After that, there were ninety days of peace talks. Nobody did a head count, but usually at those meetings there were about three times as many crew members loyal to Orena as there were supporters of Carmine. Again, it went to the commission. Was Persico the boss of the Colombo family or not? The Commission refused to take sides, and that meant war.
Cousin Vic sent a message to the Persicos. No way he was stepping down when Allie Boy was released. No way was he sharing the profit
s from his rackets with the Persicos. Those loyal to the Persicos would be shuffled off the goddamned mortal coil.

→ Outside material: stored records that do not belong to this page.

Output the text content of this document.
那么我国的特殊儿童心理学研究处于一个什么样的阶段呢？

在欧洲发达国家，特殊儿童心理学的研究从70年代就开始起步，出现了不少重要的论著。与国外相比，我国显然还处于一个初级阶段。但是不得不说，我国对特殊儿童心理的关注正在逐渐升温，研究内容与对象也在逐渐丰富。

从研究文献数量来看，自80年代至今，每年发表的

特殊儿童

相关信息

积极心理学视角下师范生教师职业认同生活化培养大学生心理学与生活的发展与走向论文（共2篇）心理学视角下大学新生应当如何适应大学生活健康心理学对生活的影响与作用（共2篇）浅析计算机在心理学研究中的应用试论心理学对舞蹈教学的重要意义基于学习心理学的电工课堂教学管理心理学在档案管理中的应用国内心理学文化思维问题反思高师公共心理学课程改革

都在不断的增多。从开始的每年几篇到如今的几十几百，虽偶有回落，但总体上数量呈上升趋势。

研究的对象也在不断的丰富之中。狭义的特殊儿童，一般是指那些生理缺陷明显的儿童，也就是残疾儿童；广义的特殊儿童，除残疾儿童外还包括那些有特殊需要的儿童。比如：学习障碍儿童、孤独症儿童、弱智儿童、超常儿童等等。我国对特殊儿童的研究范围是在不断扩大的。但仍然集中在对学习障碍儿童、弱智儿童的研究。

One of Orena’s key assets was capo Salvatore “Jersey Sal” Profaci, son of Joe, who ran Colombo business west of the Hudson. An FBI bug in a Jersey lawyer’s office caught Profaci discussing the reason for his loyalty. He said that Orena was capable, qualified, and a “beautiful person.” Carmine, on the other hand, was nuts, and wanted to do stupid things like talking to the press.
“He wants to be on 60 Minutes with Barbara Walters,” Jersey Sal said.
Just as some of the street gangs of Carmine’s youth had had two leaders, one for thinking and one for fighting, Carmine knew that, in order to win the upcoming internecine war, he was going to need a fighting leader, a general to lead the troops in a winning war effort. He chose the “Grim Reaper” Gregory Scarpa.
The first salvo, not counting Sessa’s aborted attempt to kill Orena himself, came on November 18, 1991, when Orena capo William “Billy Fingers” Cutolo sent a team, including Michael “Mikey Spats” Spataro and Joseph Campanella, to kill Scarpa. Take out Carmine’s top gun, the thinking went, and his army lost its generalissimo.
After three days of being watched and followed, Scarpa was ambushed in his car, with his daughter and granddaughter in a car directly behind him, but despite a hail of bullets, everyone was okay. According to daughter Linda Scarpa, twenty-two years old at the time, she followed her father’s car out of the driveway and noticed a van speeding down the block.